Fabbrica Italiana Lapis ed Affini (FILA) Q1 2026 earnings summary
Event summary combining transcript, slides, and related documents.
Q1 2026 earnings summary
14 May, 2026Executive summary
Q1 2026 results aligned with budget, reflecting a shift in business seasonality to mid-year quarters and the consolidation of Seven Group, which contributed low revenue and negative EBITDA in Q1.
Organic EBITDA increased, with profitability at satisfactory levels despite negative tariff impacts and euro weakness.
Q1 2026 revenue was €126.3 million, down 7.3% year-over-year, with organic contraction in Europe, North America, and Asia, partially offset by growth in the Rest of the World.
Gross operating profit (EBITDA) fell 26.0% to €16.7 million, with margin impacted by lower sales and negative currency effects, but partially mitigated by cost containment and improved sales mix.
Net profit attributable to owners of the parent was €2.1 million, but adjusted for non-recurring items, profit rose to €4.5 million, up 400% year-over-year.
Financial highlights
Core business sales (excluding Seven) were €120 million, down 7% on comparable FX basis due to order shifts in North America and Europe; total Q1 2026 revenue was €126.3 million, including €6.3 million from Seven Group.
Adjusted EBITDA was €16.7 million (including -€3.4 million from Seven Group), down 26.0% year-over-year; excluding Seven Group, adjusted EBITDA was €20.2 million, down 10.8% reported but up 3.1% at constant currency and tariffs.
Adjusted net profit (excluding Seven) rose to €7.4 million from €0.9 million in Q1 2025, mainly due to lower net financial expenses and positive FX impact.
Free cash flow to equity was -€56.7 million; excluding Seven Group, it improved to -€48.9 million from -€55.5 million in Q1 2025.
Net financial debt (including IFRS 16 and hedging) was €304.4 million at March 2026, up from €230.8 million a year earlier, mainly due to the Seven Group acquisition and seasonal working capital needs.
Outlook and guidance
2026 guidance unchanged: double-digit growth in revenue and adjusted EBITDA expected, with free cash flow to equity projected at €40–50 million.

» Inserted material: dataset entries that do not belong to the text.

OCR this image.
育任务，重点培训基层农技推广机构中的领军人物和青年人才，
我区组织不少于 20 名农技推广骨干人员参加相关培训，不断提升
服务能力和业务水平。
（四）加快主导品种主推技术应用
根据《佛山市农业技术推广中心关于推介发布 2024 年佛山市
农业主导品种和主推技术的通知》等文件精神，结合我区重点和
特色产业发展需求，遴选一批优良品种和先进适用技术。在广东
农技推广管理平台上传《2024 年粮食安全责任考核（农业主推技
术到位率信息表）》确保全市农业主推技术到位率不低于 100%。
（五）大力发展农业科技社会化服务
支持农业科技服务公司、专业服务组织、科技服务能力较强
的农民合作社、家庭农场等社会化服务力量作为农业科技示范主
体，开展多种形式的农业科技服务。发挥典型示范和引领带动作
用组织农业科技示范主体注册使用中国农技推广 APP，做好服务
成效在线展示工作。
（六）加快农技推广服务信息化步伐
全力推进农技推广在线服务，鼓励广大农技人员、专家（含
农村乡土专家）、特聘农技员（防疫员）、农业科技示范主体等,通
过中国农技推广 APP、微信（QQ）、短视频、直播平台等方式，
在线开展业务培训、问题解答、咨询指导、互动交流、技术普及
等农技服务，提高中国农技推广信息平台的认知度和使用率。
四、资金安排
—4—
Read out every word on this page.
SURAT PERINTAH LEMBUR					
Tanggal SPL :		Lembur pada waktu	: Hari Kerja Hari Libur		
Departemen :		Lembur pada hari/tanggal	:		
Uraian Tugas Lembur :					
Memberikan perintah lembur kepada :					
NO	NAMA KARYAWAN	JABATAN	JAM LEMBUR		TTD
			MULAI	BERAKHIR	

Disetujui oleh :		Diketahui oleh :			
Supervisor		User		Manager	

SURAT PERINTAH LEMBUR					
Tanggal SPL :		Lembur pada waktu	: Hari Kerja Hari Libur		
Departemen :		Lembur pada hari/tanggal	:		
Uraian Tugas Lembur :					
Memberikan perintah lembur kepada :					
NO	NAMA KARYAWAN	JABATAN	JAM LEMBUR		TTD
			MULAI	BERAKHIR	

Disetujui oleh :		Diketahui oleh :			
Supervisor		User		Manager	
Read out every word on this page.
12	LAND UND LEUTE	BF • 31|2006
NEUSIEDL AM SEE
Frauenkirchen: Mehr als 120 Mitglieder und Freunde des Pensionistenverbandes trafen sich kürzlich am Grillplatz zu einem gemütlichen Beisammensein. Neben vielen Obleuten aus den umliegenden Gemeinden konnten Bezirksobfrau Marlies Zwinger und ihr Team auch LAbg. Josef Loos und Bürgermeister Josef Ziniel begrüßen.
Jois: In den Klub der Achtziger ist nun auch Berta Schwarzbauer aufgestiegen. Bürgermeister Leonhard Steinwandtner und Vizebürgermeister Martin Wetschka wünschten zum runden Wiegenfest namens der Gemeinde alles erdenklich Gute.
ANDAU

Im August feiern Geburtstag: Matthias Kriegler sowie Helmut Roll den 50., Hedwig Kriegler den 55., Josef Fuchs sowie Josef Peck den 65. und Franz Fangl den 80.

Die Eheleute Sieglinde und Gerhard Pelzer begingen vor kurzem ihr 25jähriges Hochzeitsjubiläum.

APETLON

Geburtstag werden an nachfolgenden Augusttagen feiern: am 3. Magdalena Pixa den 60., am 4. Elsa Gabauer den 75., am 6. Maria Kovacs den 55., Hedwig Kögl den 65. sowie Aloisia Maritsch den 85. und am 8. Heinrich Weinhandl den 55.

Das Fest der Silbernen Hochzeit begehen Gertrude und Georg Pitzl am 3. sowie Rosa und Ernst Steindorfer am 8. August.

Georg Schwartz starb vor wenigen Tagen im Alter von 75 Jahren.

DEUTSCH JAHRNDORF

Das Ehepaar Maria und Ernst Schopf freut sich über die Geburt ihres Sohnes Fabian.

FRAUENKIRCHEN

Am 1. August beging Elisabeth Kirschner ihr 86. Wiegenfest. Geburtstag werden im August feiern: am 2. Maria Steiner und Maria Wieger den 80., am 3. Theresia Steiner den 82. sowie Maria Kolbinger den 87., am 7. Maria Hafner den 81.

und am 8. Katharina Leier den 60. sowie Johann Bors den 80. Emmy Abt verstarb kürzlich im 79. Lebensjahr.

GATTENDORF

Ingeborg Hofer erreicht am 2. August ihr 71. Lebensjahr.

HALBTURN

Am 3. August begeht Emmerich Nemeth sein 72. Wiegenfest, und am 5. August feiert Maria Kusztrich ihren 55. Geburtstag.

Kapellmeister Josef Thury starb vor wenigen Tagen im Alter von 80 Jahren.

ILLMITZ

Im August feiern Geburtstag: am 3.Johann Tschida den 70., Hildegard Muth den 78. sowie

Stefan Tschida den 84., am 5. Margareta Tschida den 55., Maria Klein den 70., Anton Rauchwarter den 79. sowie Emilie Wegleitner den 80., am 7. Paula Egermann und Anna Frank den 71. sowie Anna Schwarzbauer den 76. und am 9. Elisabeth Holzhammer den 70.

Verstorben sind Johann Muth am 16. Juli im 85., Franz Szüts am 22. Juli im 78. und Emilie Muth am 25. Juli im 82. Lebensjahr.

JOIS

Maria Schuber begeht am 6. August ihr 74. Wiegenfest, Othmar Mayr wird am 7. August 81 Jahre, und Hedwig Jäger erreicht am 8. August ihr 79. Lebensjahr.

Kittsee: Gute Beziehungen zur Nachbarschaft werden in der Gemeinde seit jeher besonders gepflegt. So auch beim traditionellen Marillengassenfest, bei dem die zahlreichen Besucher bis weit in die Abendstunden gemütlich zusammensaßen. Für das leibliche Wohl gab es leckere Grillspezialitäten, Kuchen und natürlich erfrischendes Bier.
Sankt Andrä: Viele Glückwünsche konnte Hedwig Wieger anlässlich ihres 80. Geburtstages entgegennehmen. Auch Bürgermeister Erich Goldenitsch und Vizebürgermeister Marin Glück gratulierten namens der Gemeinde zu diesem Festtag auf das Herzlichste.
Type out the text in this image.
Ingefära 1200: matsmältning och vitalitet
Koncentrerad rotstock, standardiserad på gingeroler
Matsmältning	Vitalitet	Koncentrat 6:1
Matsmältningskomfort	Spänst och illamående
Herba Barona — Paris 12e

YTD order trend in line with best expectations; confidence in organic growth and sector leadership consolidation.
Macroeconomic uncertainties persist, including US tariff policy, Middle East crisis, and inflationary pressures, but broad geographic diversification and business resilience support a positive outlook.
Dividend payout ratio expected at 20%-40% in the ordinary course.
New sales policies and operational streamlining are planned to support recovery in revenues and margins.